We’d like you to share your thoughts on these revised prototypes for the Loan Estimate and the Settlement Disclosure. Because there is only one prototype for each disclosure, we’re not going to use the side-by-side comparison tool this time. To weigh in, post a comment to this blog or email us at KnowBeforeYouOwe@cfpb.gov.


Tupelo Bank settlement disclosure; click the link below to view it full size

View the full size loan estimate.


Basswood Bank settlement disclosure; click the link below to view it full size

View the full size settlement disclosure.

As you look at these prototypes, think about these questions:

  • Can you easily find key loan terms?
  • Are you able to identify changes to the loan terms or costs?
  • Do you know who to contact to discuss your loan or changes to your loan?
  • Do you have the information you would need to feel comfortable closing on the loan?
  • Are the disclosures easy for lenders and settlement agents to use and explain to consumers?

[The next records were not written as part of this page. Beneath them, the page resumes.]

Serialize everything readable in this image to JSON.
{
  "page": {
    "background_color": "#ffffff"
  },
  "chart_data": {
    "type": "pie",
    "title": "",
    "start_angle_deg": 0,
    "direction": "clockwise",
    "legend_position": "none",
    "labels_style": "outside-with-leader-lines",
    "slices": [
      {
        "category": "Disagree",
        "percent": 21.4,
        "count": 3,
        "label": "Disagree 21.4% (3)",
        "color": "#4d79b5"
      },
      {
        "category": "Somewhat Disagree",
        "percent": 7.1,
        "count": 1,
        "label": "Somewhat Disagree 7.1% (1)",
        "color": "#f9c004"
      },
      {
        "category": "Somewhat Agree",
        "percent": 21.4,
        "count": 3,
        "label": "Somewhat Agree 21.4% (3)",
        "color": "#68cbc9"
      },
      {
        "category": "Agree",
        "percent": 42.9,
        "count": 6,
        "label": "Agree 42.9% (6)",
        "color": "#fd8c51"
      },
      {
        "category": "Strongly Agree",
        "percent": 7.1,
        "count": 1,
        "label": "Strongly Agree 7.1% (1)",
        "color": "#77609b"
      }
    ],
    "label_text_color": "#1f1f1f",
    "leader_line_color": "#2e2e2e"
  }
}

You’ll notice that these prototypes use a similar format for closing costs, enabling the two forms to work well together. We’ve also tried to make the forms look consistent in other ways, like using similar terminology. Before they sign on the dotted line, we want consumers to have a clear understanding of both what they owe and whether it’s what they were expecting. That’s what Know Before You Owe is all about.

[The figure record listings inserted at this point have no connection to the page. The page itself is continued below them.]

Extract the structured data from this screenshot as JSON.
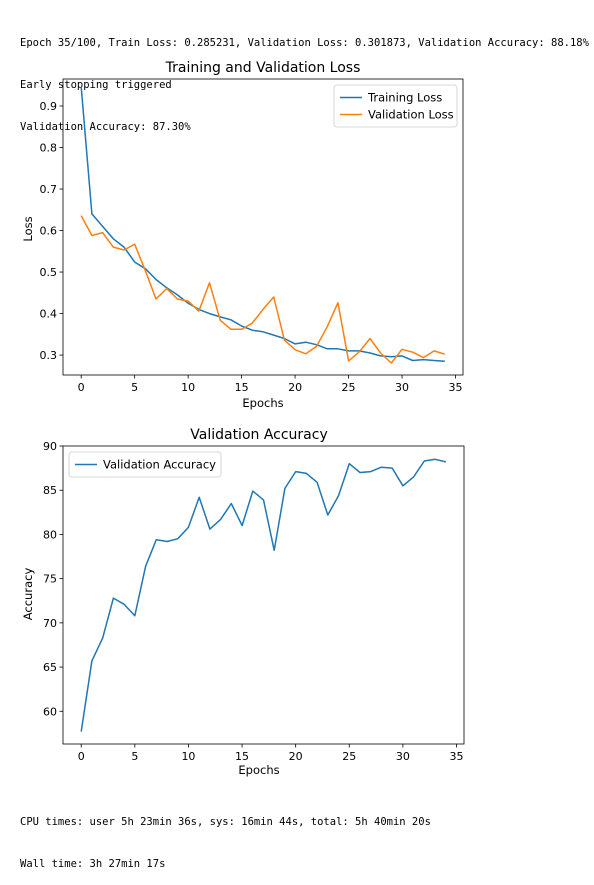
{
  "log_top": [
    "Epoch 35/100, Train Loss: 0.285231, Validation Loss: 0.301873, Validation Accuracy: 88.18%",
    "Early stopping triggered",
    "Validation Accuracy: 87.30%"
  ],
  "log_bottom": [
    "CPU times: user 5h 23min 36s, sys: 16min 44s, total: 5h 40min 20s",
    "Wall time: 3h 27min 17s"
  ],
  "colors": {
    "series1": "#1f77b4",
    "series2": "#ff7f0e"
  },
  "chart_data": [
    {
      "type": "line",
      "title": "Training and Validation Loss",
      "xlabel": "Epochs",
      "ylabel": "Loss",
      "xlim": [
        -1.7,
        35.7
      ],
      "ylim": [
        0.252,
        0.965
      ],
      "xticks": [
        0,
        5,
        10,
        15,
        20,
        25,
        30,
        35
      ],
      "yticks": [
        0.3,
        0.4,
        0.5,
        0.6,
        0.7,
        0.8,
        0.9
      ],
      "grid": false,
      "legend_position": "top-right",
      "x": [
        0,
        1,
        2,
        3,
        4,
        5,
        6,
        7,
        8,
        9,
        10,
        11,
        12,
        13,
        14,
        15,
        16,
        17,
        18,
        19,
        20,
        21,
        22,
        23,
        24,
        25,
        26,
        27,
        28,
        29,
        30,
        31,
        32,
        33,
        34
      ],
      "series": [
        {
          "name": "Training Loss",
          "color": "#1f77b4",
          "values": [
            0.946,
            0.64,
            0.61,
            0.58,
            0.56,
            0.524,
            0.508,
            0.482,
            0.462,
            0.445,
            0.425,
            0.41,
            0.4,
            0.392,
            0.385,
            0.37,
            0.36,
            0.356,
            0.348,
            0.34,
            0.327,
            0.331,
            0.325,
            0.315,
            0.315,
            0.31,
            0.31,
            0.305,
            0.298,
            0.296,
            0.298,
            0.287,
            0.289,
            0.287,
            0.285
          ]
        },
        {
          "name": "Validation Loss",
          "color": "#ff7f0e",
          "values": [
            0.636,
            0.588,
            0.595,
            0.56,
            0.553,
            0.567,
            0.503,
            0.435,
            0.46,
            0.435,
            0.43,
            0.406,
            0.474,
            0.384,
            0.362,
            0.362,
            0.377,
            0.41,
            0.44,
            0.336,
            0.313,
            0.303,
            0.321,
            0.368,
            0.426,
            0.286,
            0.308,
            0.34,
            0.305,
            0.281,
            0.314,
            0.307,
            0.294,
            0.31,
            0.302
          ]
        }
      ]
    },
    {
      "type": "line",
      "title": "Validation Accuracy",
      "xlabel": "Epochs",
      "ylabel": "Accuracy",
      "xlim": [
        -1.7,
        35.7
      ],
      "ylim": [
        56.3,
        90.0
      ],
      "xticks": [
        0,
        5,
        10,
        15,
        20,
        25,
        30,
        35
      ],
      "yticks": [
        60,
        65,
        70,
        75,
        80,
        85,
        90
      ],
      "grid": false,
      "legend_position": "top-left",
      "x": [
        0,
        1,
        2,
        3,
        4,
        5,
        6,
        7,
        8,
        9,
        10,
        11,
        12,
        13,
        14,
        15,
        16,
        17,
        18,
        19,
        20,
        21,
        22,
        23,
        24,
        25,
        26,
        27,
        28,
        29,
        30,
        31,
        32,
        33,
        34
      ],
      "series": [
        {
          "name": "Validation Accuracy",
          "color": "#1f77b4",
          "values": [
            57.7,
            65.7,
            68.3,
            72.8,
            72.1,
            70.8,
            76.4,
            79.4,
            79.2,
            79.5,
            80.8,
            84.2,
            80.6,
            81.7,
            83.5,
            81.0,
            84.9,
            83.9,
            78.2,
            85.2,
            87.1,
            86.9,
            85.9,
            82.2,
            84.4,
            88.0,
            87.0,
            87.1,
            87.6,
            87.5,
            85.5,
            86.5,
            88.3,
            88.5,
            88.2
          ]
        }
      ]
    }
  ]
}
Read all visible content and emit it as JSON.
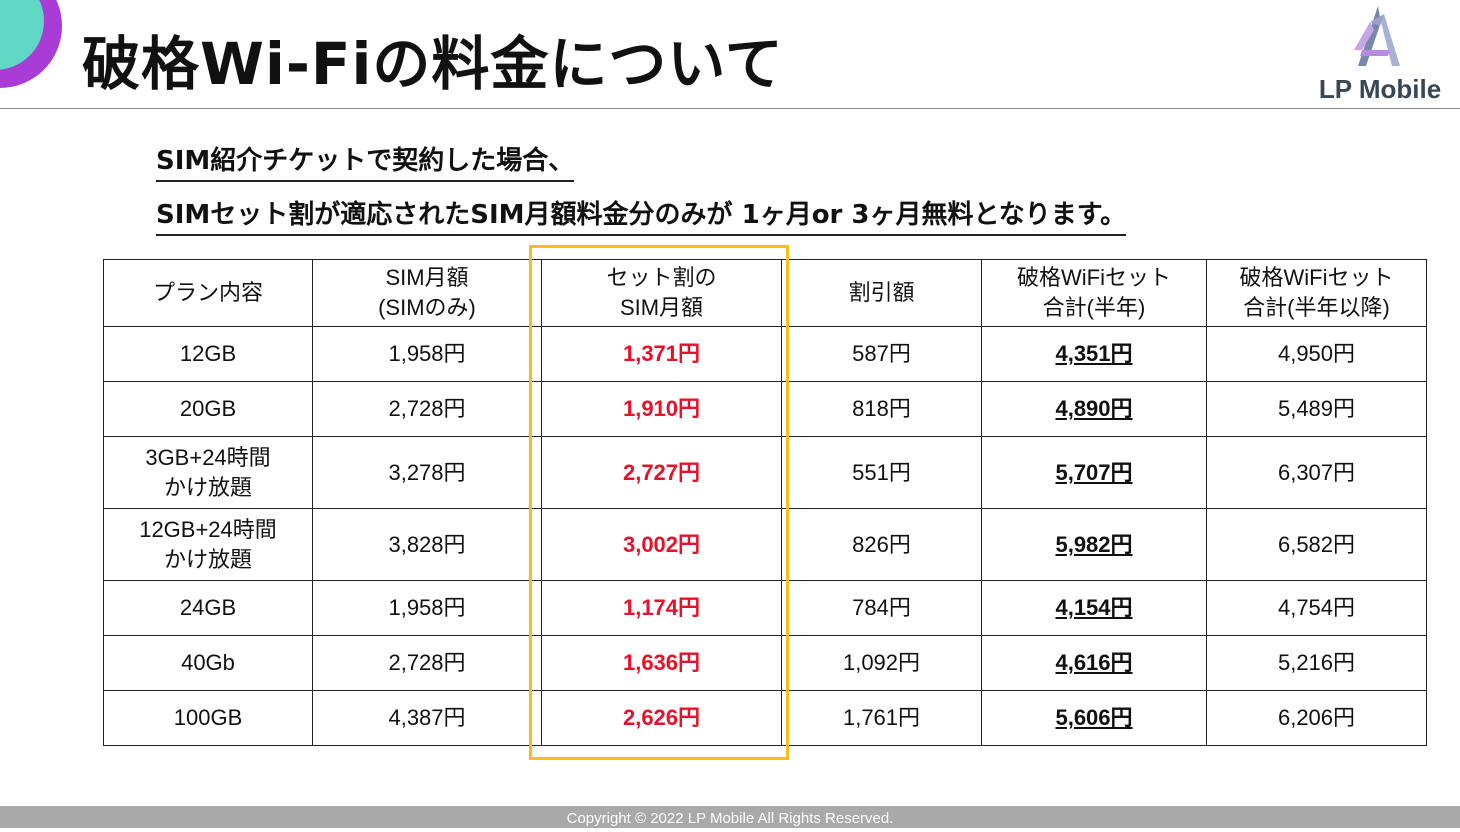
{
  "header": {
    "title": "破格Wi-Fiの料金について"
  },
  "logo": {
    "text": "LP Mobile"
  },
  "subtitle": {
    "line1": "SIM紹介チケットで契約した場合、",
    "line2": "SIMセット割が適応されたSIM月額料金分のみが 1ヶ月or 3ヶ月無料となります。"
  },
  "table": {
    "headers": [
      [
        "プラン内容"
      ],
      [
        "SIM月額",
        "(SIMのみ)"
      ],
      [
        "セット割の",
        "SIM月額"
      ],
      [
        "割引額"
      ],
      [
        "破格WiFiセット",
        "合計(半年)"
      ],
      [
        "破格WiFiセット",
        "合計(半年以降)"
      ]
    ],
    "rows": [
      {
        "plan": [
          "12GB"
        ],
        "sim": "1,958円",
        "set": "1,371円",
        "discount": "587円",
        "total6": "4,351円",
        "after6": "4,950円"
      },
      {
        "plan": [
          "20GB"
        ],
        "sim": "2,728円",
        "set": "1,910円",
        "discount": "818円",
        "total6": "4,890円",
        "after6": "5,489円"
      },
      {
        "plan": [
          "3GB+24時間",
          "かけ放題"
        ],
        "sim": "3,278円",
        "set": "2,727円",
        "discount": "551円",
        "total6": "5,707円",
        "after6": "6,307円"
      },
      {
        "plan": [
          "12GB+24時間",
          "かけ放題"
        ],
        "sim": "3,828円",
        "set": "3,002円",
        "discount": "826円",
        "total6": "5,982円",
        "after6": "6,582円"
      },
      {
        "plan": [
          "24GB"
        ],
        "sim": "1,958円",
        "set": "1,174円",
        "discount": "784円",
        "total6": "4,154円",
        "after6": "4,754円"
      },
      {
        "plan": [
          "40Gb"
        ],
        "sim": "2,728円",
        "set": "1,636円",
        "discount": "1,092円",
        "total6": "4,616円",
        "after6": "5,216円"
      },
      {
        "plan": [
          "100GB"
        ],
        "sim": "4,387円",
        "set": "2,626円",
        "discount": "1,761円",
        "total6": "5,606円",
        "after6": "6,206円"
      }
    ]
  },
  "colors": {
    "highlight": "#f7be1a",
    "accent_red": "#e8102a",
    "circle_purple": "#a93bd6",
    "circle_teal": "#5fd7c4"
  },
  "footer": {
    "copyright": "Copyright © 2022 LP Mobile All Rights Reserved."
  }
}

As we test these revised prototypes this week with consumers and industry in Austin, we’ll review your feedback, too. Then we’ll take what we’ve learned to revise the prototypes again.

Once this round is over, we’ll put our suitcases away and get to work on writing the rules that govern these disclosures. It’s a tough job, because the rules have to be clear enough so that industry understands how to fill out the forms. And if there’s anything that we’ve learned from you, it’s that there is no lack of variety when it comes to mortgage loans and real estate transactions.

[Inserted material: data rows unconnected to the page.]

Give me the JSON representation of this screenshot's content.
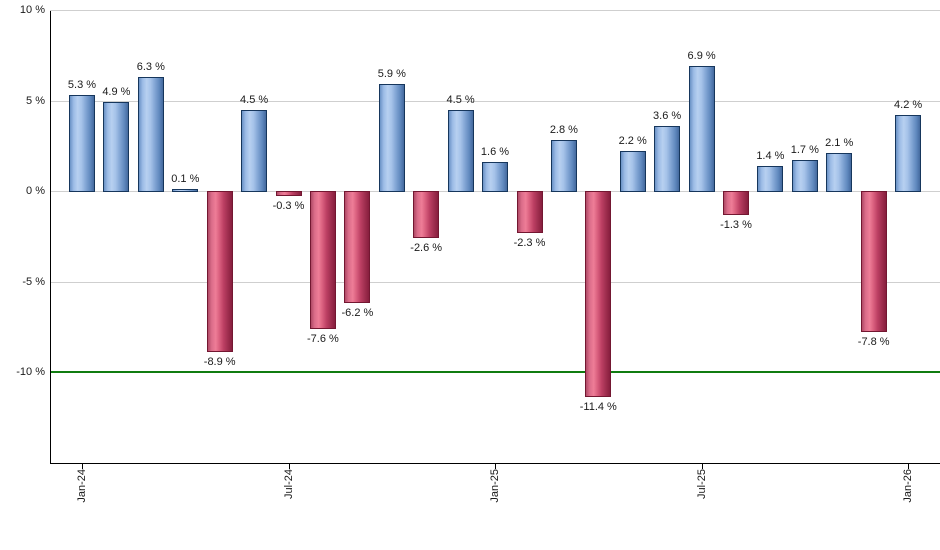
{
  "chart_data": {
    "type": "bar",
    "title": "",
    "unit": "%",
    "values": [
      5.3,
      4.9,
      6.3,
      0.1,
      -8.9,
      4.5,
      -0.3,
      -7.6,
      -6.2,
      5.9,
      -2.6,
      4.5,
      1.6,
      -2.3,
      2.8,
      -11.4,
      2.2,
      3.6,
      6.9,
      -1.3,
      1.4,
      1.7,
      2.1,
      -7.8,
      4.2
    ],
    "bar_labels": [
      "5.3 %",
      "4.9 %",
      "6.3 %",
      "0.1 %",
      "-8.9 %",
      "4.5 %",
      "-0.3 %",
      "-7.6 %",
      "-6.2 %",
      "5.9 %",
      "-2.6 %",
      "4.5 %",
      "1.6 %",
      "-2.3 %",
      "2.8 %",
      "-11.4 %",
      "2.2 %",
      "3.6 %",
      "6.9 %",
      "-1.3 %",
      "1.4 %",
      "1.7 %",
      "2.1 %",
      "-7.8 %",
      "4.2 %"
    ],
    "x_axis": {
      "tick_indices": [
        0,
        6,
        12,
        18,
        24
      ],
      "tick_labels": [
        "Jan-24",
        "Jul-24",
        "Jan-25",
        "Jul-25",
        "Jan-26"
      ]
    },
    "y_axis": {
      "tick_values": [
        10,
        5,
        0,
        -5,
        -10
      ],
      "tick_labels": [
        "10 %",
        "5 %",
        "0 %",
        "-5 %",
        "-10 %"
      ],
      "min": -15,
      "max": 10
    },
    "grid": true,
    "legend_position": "none",
    "reference_line": {
      "value": -10,
      "color": "#107c10"
    },
    "colors": {
      "positive_fill": "#9cbbe6",
      "positive_border": "#16365c",
      "negative_fill": "#d95f7e",
      "negative_border": "#731731",
      "gridline": "#cfcfcf",
      "axis": "#000000",
      "label_text": "#1a1a1a"
    }
  }
}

Over the next few months, we will be working on the proposed rule. Although you won’t hear from us as often, please be on the lookout for more information about our upcoming SBREFA panel process. During SBREFA, we will reach out to small financial service providers about the potential impact of our prototype disclosures and the proposals we are considering releasing this summer. During SBREFA and after we release the proposed rule, you will have the opportunity to learn more and to provide your feedback.

For now, we hope you’ll take the opportunity to provide us with feedback on these prototypes. We want to know what you think! If you want to share your thoughts with us, simply post a comment to this blog or shoot us an e-mail.

It’s hard to believe that nine months have passed since we first started this project. Each month, we presented different versions of the prototype disclosures and asked for your thoughts and feedback on the forms. In each round, you gave us your recommendations and voiced your concerns, which helped us create forms that work better for you. It’s been a long haul, and we can’t thank you enough for sticking with us.

You have made this project a success, most importantly by making these disclosures better. We hope you’ll provide us with feedback on these disclosures in the comments or by e-mail. And keep an eye out for our proposed rule this summer!